“Who decides what a meaningful life is?”
Cornelia Suskind would ask herself after this question again and again after doctors told her that Owen Suskind, her autistic son, would never be able to live outside her care — or have a life of meaning.
Owen was a chatty 3-year-old when he began exhibiting symptoms of autism. In a few months, he lost all modes of communication. For Owen’s parents – Cornelia and her husband, Pulitzer-Prize-winning journalist Ron Suskind – it felt as if someone had kidnapped their toddler. “He cried, inconsolably. Didn’t sleep. Wouldn’t make eye contact.
His only word was ‘juice.’” Ron says. It was as if time was moving backward and taking their son along with it.
Owen was now a patient to be cured, and the Suskinds – like so many families of those with autism spectrum disorder (ASD) – did everything to treat him, to fix what had gone terribly wrong. But a less conventional form of therapy was occurring every night in the family basement, as Owen intently watched the Disney animated movies, mimicking the faces of characters and mouthing the words to the songs. After four years of silence and gibberish, they discovered he had memorized dozens of these animated classics in their entirety. They began to communicate in Disney dialogue, matching movies to
life events; acting out scenes each night. Little by little, speech began to return – he learned to read by reading credits – and Owen emerged as an adolescent who could navigate his emotions, relationships, and the wider world through his cinematic passions. Now 27 years old, he is living independently from his parents in a supported community and joyously working his ideal job…in a movie theatre.
The story of the Suskinds, rendered in Ron’s best-selling book, “Life, Animated”, and the Oscar-nominated documentary of the same name, has reached audiences around the globe, inspiring hope for patients and their families. Their story enables people to recognize the disabled as “different, but not less,” as Owen says, those who experience lives of deep meaning.

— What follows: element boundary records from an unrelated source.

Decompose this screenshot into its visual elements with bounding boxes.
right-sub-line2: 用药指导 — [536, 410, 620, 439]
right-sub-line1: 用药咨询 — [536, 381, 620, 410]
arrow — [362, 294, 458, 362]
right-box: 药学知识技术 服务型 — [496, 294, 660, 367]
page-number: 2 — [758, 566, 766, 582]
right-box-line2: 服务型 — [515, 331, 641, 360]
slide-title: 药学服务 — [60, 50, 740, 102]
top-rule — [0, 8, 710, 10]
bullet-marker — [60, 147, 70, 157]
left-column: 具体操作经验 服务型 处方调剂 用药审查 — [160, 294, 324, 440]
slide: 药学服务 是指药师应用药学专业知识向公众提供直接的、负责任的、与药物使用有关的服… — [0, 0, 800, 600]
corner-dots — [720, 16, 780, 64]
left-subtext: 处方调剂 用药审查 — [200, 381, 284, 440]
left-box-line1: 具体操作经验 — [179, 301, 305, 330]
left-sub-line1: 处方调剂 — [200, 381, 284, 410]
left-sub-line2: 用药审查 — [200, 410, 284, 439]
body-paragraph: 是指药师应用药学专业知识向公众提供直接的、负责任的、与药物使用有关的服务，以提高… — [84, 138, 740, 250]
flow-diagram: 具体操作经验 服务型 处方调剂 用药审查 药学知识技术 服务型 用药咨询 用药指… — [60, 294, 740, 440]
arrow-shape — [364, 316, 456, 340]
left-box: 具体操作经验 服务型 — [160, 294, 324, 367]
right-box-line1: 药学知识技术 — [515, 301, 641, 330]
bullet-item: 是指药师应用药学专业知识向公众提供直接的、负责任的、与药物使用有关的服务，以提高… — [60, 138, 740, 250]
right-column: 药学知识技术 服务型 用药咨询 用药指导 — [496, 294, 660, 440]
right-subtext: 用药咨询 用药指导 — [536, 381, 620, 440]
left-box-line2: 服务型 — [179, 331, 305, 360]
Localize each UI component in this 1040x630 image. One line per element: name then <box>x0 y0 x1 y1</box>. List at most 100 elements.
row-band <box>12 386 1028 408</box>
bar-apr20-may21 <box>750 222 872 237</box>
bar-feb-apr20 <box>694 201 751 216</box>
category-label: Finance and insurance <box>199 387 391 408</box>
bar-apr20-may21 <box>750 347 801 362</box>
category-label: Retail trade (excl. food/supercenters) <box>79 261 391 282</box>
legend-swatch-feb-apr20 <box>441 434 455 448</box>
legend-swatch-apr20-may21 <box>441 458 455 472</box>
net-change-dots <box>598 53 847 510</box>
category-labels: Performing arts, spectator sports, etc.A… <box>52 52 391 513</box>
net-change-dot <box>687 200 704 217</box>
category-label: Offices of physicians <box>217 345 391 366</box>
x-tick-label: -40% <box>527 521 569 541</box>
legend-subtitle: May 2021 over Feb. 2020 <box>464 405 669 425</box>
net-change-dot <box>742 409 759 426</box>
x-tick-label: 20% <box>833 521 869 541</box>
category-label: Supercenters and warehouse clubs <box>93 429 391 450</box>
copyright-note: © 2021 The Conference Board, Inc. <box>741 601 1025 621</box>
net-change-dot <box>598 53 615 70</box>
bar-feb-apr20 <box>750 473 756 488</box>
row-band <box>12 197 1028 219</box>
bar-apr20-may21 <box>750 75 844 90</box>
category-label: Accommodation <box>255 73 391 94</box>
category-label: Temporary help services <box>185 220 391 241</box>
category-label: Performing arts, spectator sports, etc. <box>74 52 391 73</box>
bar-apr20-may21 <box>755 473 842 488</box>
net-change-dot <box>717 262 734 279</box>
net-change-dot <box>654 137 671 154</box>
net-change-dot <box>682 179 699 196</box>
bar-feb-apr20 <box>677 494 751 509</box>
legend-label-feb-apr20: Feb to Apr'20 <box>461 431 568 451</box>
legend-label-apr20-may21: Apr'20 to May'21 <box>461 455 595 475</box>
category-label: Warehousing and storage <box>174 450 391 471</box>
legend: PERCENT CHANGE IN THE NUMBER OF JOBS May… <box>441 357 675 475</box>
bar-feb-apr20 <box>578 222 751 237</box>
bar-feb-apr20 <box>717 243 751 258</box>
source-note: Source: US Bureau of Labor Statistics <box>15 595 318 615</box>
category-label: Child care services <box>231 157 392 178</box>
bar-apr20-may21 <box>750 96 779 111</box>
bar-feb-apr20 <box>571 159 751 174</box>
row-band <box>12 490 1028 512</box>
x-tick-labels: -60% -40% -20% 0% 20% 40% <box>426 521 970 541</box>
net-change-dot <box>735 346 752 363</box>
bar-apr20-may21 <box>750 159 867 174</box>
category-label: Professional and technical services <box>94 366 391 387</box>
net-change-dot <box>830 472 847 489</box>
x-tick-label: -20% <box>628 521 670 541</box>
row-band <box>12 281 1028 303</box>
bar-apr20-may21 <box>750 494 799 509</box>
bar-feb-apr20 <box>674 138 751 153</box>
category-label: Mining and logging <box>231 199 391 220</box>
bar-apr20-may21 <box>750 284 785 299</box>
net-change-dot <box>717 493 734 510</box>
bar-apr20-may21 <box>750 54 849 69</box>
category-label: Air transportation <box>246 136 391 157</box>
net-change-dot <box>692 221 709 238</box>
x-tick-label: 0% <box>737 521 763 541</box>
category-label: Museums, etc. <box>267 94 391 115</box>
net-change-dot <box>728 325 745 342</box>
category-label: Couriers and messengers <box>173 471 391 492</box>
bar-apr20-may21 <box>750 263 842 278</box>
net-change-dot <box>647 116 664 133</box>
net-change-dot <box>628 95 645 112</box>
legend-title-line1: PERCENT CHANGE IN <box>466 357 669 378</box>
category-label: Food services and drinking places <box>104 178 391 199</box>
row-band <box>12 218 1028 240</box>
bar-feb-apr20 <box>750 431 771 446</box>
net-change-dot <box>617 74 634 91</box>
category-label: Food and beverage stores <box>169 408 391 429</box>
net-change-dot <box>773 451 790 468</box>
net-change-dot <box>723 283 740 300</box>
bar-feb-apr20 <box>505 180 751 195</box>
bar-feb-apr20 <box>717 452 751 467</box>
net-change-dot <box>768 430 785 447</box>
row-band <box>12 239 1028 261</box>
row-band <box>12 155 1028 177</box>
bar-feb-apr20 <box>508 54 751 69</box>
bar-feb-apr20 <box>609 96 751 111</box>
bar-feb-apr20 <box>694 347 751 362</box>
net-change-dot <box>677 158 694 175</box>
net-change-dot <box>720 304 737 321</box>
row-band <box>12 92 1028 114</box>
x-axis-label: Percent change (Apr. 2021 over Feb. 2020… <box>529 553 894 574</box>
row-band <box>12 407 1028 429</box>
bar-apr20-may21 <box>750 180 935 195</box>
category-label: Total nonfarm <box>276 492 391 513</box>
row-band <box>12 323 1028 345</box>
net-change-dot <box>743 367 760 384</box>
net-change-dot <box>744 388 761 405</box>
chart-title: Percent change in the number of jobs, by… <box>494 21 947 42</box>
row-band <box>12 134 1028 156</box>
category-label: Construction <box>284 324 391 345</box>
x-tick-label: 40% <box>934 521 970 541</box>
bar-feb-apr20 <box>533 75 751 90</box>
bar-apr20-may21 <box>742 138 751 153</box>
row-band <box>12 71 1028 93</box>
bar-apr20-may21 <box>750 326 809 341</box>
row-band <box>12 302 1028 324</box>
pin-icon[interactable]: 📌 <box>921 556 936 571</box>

Through their organization, Sidekicks, Owen and the Suskinds now lead a movement to create support networks, drive research and create assistive technology to enable others to tap into their own creative affinities.
The once-silent Owen Suskind, and millions like him, are leading the way in getting the supports they need to turn passions into pathways – and answering Cornelia’s question as they carry out lives of dignity and possibility.
“Who decides what a meaningful life is?”
Owen now answers for himself: “I do!”